Hardly a brilliant performance


Dr Pervez Tahir May 06, 2010

Stuck in the middle of a complete shutdown commandeered by the Maoists in Katmandu on earlier this week, I started looking at a nicely printed, rather heavy, report handed to me by a participant of the workshop on inclusive federalism that some of us (I A Rehman, S M Zafar and others) were attending. It turned out to be an official report, “Promise, Policy and Performance” — the PPP of Information Minister Qamar Kaira, if you like.

The report claimed credit for the consensus reached on the National Finance Commission (NFC) and the 18th amendment and prides itself in taking forward the spirit of the Charter of Democracy. It devoted 33 pages to the foreign trips that are said to be “reviving diplomatic dynamism” and 10 pages to who is who in the cabinet. But the party of the people runs out of space and ideas when it comes to the real problems increasing their misery. Unparalleled energy shortages and skyrocketing prices, particularly of food, are issues leaving no one except the privileged untouched.

The three-and-a-half page chapter on energy told us that the governance of energy corporations had been improved and circular debt was no more a problem as one more corporation had been created to deal with it. It rightly pointed out that not a single megawatt was added by the Musharraf regime, but the PPP blamed its own dismal record on “strong media and political opposition” to rental power. Conservation, which should have started two years ago, only just began.

Prices did not even merit a chapter. Doubling of wheat prices was highlighted as benefiting the farmer, but there is no analysis of the adverse impact on urban consumers and non-farm households in rural areas. Nor is any priority discernible to alleviate their suffering. In view of the missed fiscal deficit target, and a lower current account deficit (resulting mainly from a rapidly depreciating rupee — itself an inflationary fuel) the assertion about macroeconomic stabilisation sounds hollow. The rate of inflation, the main indicator of stability, remains in the dangerous double-digit zone. The latest sensitive price indicator stands at 16.3 per cent.

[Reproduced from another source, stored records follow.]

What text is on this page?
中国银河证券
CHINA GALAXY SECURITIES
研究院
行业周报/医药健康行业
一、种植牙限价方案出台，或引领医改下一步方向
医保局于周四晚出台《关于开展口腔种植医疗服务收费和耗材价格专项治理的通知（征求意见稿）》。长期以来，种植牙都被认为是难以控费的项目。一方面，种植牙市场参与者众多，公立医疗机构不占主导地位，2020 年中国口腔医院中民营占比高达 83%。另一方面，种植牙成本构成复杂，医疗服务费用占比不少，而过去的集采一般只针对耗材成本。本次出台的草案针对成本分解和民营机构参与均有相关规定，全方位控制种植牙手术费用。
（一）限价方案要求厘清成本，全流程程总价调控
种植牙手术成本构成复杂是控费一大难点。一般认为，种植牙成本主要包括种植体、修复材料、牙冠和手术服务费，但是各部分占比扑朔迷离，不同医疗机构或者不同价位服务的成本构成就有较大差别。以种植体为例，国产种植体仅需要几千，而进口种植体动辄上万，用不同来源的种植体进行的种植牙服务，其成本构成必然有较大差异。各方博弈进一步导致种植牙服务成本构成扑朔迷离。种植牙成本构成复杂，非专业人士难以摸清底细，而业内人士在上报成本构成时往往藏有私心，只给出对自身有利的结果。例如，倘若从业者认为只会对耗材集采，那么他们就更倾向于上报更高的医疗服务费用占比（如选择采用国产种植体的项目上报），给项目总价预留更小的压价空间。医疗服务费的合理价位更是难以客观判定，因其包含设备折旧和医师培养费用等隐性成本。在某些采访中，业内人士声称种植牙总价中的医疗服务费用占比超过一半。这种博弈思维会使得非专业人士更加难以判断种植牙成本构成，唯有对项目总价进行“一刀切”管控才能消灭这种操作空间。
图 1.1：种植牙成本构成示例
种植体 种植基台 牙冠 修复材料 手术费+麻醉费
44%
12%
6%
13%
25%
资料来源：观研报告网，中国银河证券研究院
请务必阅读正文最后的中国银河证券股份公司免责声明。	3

Macroeconomic stability is billed as the first point of a 'new' nine-point strategy of growth. This is old wine in the old bottle! The nine points are the headings of the nine chapters of the World Bank-assisted poverty reduction strategy paper prepared in the last days of Shaukat Aziz. The PPP has failed to present a comprehensive alternative strategy based on its manifesto. Even the groundwork for the Benazir Income Support Programme had existed in the form of a social protection strategy in 2007. The paradigm shift claimed is simply a misapplication of the concept. Giving some footnotes here and there does not make it a duly referenced volume. Curiously, most of the references are made to print media, not research papers. Even in areas where the original source can only be an official agency, newspaper sources have been quoted. The table giving the new NFC formula on page 71 is a case in point. Again, a cherry-picking table makes the heroic conclusion that democracy delivers high growth rates. It should, but the evidence so far in Pakistan does not support the proposition.

The report is useful to the extent that it prints some important texts, making them readily accessible. It is poor in marshalling information, and poorer in analysing it. The 18th amendment would require a lot of regular reporting to the parliament. This report does not inspire much confidence.

COMMENTS (7)

Dr Nadia Saleem | 13 years ago | Reply Thank you, Dr Makeel, for elborating on what i was trying to say. Wasn't then Dr Tahir spot on on depreciation.
Meekal Ahmed | 13 years ago | Reply An appreciating currency sounds nice but is dangerous. We are loosing external competitiveness and market share while encouraging imports. Am I advocating a depreciation? No, I am advocating a reduction in our domestic inflation so that our adverse inflation differential vis-a-vis our trading partner's and competitors is reduced. I don't have the figures but if their inflation rate is around 3-4% per annum, that is where our inflation rate needs to be. Then there won't be a need to constantly depreciate our domestic currency and play catch-up to be competitive. Historically, we have never used the exchange rate as an instrument to achieve export success. There are many factors that drive exports but the exchange rate is important too. A "stable" exchange rate is regarded as being a good thing. However, with positive price inflation, you are actually hurting the exporter because in inflation-adjusted terms the exporter is getting fewer and fewer real rupees for each dollar he exports.